I did a recount this morning (November 26). The tally? Of 90 pictures, two were of blacks: Steve Harvey and "Tyrone" hanging from a tow truck.

Today I added 4 more radio industry publications that were not in the original count; of their 55 pictures, only 1 was of a black man.

(View your typical "staff" page for the radio industry, courtesy of the above-mentioned WNWS-FM.)

"While you're at it, how about giving some of this power to YOUNG black men and women..." Why are none of the radio industry trades asking why there are so few African-Americans working in radio?

(Notice that - as of 11am this morning - the story about the Raleigh NC Clear Channel radio station and "Tyrone" is not reported in Clear Channel-owned Inside Radio.)

Let me drop a quote from the (RTNDA) "2012 TV and Radio News Staffing and Profitability Survey": "In the last 22 years, the minority population in the U.S. has risen 10.4%; but the minority workforce in TV news is up 3.7%, and the minority workforce in radio is up 0.9%." And we're only talking about "news" department staffing here, a place where 88.3% of the radio staff are - yep - Caucasians.

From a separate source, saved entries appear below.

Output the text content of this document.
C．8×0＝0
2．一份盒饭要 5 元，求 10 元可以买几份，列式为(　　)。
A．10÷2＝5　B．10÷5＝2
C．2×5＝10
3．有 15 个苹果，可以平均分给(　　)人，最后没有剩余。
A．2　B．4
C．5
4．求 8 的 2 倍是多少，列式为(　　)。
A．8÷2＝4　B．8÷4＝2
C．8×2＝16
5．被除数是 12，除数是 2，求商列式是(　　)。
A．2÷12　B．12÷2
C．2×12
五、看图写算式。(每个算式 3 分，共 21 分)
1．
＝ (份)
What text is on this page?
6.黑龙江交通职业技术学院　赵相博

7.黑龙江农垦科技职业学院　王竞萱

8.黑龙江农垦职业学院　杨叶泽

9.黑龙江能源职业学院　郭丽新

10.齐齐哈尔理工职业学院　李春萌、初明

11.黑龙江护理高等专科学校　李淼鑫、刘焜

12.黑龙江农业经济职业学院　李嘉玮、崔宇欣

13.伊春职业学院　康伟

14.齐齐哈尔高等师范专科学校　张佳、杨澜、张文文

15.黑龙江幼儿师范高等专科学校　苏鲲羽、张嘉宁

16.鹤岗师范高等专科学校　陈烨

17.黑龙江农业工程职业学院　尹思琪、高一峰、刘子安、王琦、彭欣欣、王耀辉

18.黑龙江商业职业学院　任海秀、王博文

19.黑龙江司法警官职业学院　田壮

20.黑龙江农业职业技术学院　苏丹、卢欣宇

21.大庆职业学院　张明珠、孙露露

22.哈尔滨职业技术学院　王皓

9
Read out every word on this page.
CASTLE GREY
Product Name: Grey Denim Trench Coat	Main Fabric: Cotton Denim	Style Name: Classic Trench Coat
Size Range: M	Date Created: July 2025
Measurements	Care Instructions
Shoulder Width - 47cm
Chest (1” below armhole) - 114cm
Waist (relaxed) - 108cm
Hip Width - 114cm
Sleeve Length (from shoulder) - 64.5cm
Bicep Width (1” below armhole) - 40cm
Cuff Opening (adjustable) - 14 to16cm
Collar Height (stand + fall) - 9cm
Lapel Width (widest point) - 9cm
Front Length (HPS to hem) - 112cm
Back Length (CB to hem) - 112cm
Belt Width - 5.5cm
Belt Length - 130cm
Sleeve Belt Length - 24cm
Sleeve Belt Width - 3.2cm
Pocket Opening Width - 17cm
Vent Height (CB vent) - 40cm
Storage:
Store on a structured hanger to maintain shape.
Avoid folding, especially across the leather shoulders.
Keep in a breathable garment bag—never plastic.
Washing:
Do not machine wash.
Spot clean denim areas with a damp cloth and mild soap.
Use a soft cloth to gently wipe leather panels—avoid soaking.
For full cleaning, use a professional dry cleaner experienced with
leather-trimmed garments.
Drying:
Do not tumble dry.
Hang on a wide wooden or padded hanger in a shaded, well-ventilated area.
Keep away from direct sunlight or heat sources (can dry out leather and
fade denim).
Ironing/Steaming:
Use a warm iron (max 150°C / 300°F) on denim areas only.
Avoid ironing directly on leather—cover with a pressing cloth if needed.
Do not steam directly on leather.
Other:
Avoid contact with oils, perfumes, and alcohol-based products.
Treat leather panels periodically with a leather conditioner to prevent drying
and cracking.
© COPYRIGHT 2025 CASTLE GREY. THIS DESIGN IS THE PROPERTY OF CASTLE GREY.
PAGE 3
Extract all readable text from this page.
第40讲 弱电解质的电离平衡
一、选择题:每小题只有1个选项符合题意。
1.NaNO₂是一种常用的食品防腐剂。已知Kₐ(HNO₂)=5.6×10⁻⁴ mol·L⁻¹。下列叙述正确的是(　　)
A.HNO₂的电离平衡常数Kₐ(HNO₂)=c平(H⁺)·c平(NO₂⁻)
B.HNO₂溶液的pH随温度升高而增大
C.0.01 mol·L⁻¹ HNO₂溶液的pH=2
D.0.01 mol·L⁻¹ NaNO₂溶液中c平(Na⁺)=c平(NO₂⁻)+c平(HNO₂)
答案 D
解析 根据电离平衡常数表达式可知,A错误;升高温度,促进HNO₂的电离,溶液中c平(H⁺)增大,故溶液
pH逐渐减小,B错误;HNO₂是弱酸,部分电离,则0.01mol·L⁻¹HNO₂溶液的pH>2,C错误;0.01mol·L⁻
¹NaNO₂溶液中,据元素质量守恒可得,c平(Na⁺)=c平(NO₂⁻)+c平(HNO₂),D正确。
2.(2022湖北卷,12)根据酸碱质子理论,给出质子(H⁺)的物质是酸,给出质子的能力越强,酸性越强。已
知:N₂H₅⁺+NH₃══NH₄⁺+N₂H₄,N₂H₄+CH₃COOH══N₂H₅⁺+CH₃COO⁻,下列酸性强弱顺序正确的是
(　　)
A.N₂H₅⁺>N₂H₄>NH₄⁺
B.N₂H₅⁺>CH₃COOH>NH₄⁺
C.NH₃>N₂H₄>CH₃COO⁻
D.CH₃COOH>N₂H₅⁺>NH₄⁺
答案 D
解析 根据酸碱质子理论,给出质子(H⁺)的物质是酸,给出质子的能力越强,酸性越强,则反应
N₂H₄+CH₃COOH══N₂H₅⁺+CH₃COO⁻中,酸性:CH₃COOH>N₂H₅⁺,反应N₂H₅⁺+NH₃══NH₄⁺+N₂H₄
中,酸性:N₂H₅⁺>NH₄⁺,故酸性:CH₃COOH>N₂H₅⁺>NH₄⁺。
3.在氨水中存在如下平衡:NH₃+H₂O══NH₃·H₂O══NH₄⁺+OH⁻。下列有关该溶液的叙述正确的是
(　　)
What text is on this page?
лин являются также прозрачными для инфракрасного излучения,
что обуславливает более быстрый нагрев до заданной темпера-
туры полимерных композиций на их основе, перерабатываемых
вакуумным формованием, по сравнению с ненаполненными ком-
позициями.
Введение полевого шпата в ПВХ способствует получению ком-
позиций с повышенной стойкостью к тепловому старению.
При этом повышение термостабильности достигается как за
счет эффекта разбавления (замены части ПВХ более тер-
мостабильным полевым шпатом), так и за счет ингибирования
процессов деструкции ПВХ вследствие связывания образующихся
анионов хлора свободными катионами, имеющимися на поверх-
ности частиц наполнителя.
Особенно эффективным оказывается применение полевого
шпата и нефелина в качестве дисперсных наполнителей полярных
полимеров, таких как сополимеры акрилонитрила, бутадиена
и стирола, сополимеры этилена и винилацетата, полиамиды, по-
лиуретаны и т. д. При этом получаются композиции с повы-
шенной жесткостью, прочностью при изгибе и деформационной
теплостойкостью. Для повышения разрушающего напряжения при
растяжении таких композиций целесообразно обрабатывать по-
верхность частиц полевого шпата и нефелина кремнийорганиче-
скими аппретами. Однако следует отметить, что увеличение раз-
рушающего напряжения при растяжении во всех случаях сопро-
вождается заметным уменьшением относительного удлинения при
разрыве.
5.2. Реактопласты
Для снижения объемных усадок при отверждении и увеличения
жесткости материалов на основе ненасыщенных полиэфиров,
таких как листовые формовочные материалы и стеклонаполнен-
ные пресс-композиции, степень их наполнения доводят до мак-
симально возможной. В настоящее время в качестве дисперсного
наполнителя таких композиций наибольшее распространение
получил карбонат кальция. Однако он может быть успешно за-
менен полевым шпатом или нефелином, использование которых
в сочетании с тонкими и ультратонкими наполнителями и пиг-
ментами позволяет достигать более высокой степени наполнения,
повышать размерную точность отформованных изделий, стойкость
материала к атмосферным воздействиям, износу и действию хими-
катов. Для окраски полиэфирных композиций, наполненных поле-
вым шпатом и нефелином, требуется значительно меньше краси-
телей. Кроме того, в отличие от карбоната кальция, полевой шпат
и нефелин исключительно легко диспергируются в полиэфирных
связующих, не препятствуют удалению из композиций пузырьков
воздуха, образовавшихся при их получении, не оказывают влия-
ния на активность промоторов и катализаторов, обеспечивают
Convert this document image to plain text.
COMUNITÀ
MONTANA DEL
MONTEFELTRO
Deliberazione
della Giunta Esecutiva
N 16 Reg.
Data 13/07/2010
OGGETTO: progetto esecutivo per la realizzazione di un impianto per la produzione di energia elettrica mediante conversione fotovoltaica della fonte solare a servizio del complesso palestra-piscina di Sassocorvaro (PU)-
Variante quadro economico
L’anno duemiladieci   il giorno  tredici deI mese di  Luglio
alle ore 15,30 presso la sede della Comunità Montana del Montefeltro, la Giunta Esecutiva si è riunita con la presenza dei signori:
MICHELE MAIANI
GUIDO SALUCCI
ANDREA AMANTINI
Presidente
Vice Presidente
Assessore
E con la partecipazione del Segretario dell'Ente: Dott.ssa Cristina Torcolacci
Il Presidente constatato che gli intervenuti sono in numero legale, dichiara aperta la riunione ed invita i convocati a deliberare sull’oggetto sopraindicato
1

And 91.3% of "News Directors" are Caucasian.

We've heard rumors that the radio industry is nothing but an old white boys club, and that few of these old men - they are nearly all men - understand enough about this great radio migration to digital to lead. We're also learning how they do not understand that minorities are a growing portion of the population. (Given that most of these old white men are Republican, you'd think this last election drove that point home.)

So why is it that we have more diversity in the population yet so little in what's creating a mass media's content, like a radio?

"Arbitron Black Radio Today 2012 finds that about 93% of Black consumers aged 12 years and over listened to the radio in an average week during the Fall 2011 survey period. Black men and women in the key demographic of 35-54 listened in even greater numbers." You have nearly the entire African-American population tuning into radio. How is an old white man going to know what's best for this community? (Radio One is acknowledged.)

It's time to play the race card and demand that radio, as a mass media, have a more proportionate number of blacks in leadership positions. While you're at it, how about giving some of this power to YOUNG black men and women. The executive suites need to be culled of the older white males who aren't doing too much anyway.

...Late breaking bit of news: View RAB's "Why Radio." It's full of pictures with black people - posing as radio listeners.